Le habló de forma breve y concisa, recomendándole que el próximo domingo
acudiera a la iglesia, donde se había casado, a misa de doce y que, cuando
saliera, se lavara los ojos con agua bendita. Se levantó, se despidió y marchó
apresuradamente, sin esperar a las preguntas que con ansiedad deseaba hacerle
María.
Cuando llegó su marido, le explicó la visita que había tenido y lo que
le había sugerido que debía hacer. El marido la miraba escéptico, sin saber qué
decir. Él no creía en cosas de brujas, pero le prometió acompañarla a la misa,
pues no tenían nada que perder y debían intentarlo todo, incluso realizar
ese extraño ritual.
Llegado el tan ansiado y temeroso día, se encaminaron a la misa de doce.

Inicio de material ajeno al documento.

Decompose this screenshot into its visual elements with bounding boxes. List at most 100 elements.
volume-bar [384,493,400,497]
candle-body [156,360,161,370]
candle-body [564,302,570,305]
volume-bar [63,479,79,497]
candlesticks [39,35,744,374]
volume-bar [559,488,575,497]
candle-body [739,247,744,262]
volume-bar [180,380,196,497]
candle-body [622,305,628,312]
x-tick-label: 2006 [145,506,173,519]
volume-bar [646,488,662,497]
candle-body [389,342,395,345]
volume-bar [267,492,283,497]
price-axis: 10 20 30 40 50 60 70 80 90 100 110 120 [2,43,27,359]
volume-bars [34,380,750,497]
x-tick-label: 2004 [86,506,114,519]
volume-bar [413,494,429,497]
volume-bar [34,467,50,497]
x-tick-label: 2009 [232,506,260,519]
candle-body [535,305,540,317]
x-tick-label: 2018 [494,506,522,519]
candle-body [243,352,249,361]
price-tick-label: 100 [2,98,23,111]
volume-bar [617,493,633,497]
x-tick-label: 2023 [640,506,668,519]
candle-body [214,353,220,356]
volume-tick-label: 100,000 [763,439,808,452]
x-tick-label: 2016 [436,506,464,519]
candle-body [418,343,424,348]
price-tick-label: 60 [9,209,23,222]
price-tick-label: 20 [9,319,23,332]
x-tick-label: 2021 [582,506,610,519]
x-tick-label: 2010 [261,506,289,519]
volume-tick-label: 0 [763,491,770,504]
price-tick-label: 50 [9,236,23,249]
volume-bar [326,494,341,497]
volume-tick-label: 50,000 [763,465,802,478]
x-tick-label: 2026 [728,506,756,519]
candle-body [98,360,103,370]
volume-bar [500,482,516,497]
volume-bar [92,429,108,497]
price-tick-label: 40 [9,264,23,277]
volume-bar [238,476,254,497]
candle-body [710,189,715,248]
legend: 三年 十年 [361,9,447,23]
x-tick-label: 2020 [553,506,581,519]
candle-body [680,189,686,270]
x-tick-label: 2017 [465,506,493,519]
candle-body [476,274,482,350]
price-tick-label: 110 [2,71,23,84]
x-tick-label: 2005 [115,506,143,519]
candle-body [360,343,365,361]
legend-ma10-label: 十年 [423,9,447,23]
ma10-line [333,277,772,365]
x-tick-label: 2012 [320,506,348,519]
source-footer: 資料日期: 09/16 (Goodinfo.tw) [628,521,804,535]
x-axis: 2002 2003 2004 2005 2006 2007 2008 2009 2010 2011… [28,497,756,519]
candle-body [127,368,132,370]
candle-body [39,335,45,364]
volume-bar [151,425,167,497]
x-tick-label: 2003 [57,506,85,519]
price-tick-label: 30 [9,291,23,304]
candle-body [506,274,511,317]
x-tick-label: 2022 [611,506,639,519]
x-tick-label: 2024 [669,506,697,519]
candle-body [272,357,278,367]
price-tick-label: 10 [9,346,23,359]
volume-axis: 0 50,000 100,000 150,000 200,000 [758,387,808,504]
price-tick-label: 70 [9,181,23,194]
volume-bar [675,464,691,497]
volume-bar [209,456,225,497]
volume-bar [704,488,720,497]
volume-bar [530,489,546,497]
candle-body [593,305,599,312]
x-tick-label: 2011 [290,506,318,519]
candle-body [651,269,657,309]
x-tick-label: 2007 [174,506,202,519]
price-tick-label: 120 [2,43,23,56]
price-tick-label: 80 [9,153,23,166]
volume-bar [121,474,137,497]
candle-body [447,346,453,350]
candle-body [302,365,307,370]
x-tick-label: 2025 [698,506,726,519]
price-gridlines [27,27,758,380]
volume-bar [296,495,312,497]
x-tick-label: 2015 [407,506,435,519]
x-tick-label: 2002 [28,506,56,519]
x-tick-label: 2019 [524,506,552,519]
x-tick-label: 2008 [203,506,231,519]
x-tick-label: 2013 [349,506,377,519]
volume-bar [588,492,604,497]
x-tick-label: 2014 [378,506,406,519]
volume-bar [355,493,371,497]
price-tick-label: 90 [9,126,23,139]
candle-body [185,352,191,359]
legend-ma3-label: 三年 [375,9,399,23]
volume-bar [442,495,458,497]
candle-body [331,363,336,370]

María era un manojo de nervios; sus piernas le temblaban tanto que le
dificultaban su estabilidad al caminar, por lo que su marido la tuvo que
agarrar con firmeza.
Al salir, María cumplió con lo ordenado por la bruja: se lavó los ojos
con el agua bendita y se aferró a su marido hasta llegar a la salida de la
iglesia. Nada más atravesar la puerta, el sol la deslumbró y, tocándose los ojos,
emitió un sonoro grito y se desmayó.
Adela, la indiana, fue encontrada
muerta en su habitación. Según rumores, en su apretada mano izquierda, tenía
una foto de María, de niña, a la que le faltaban los ojos.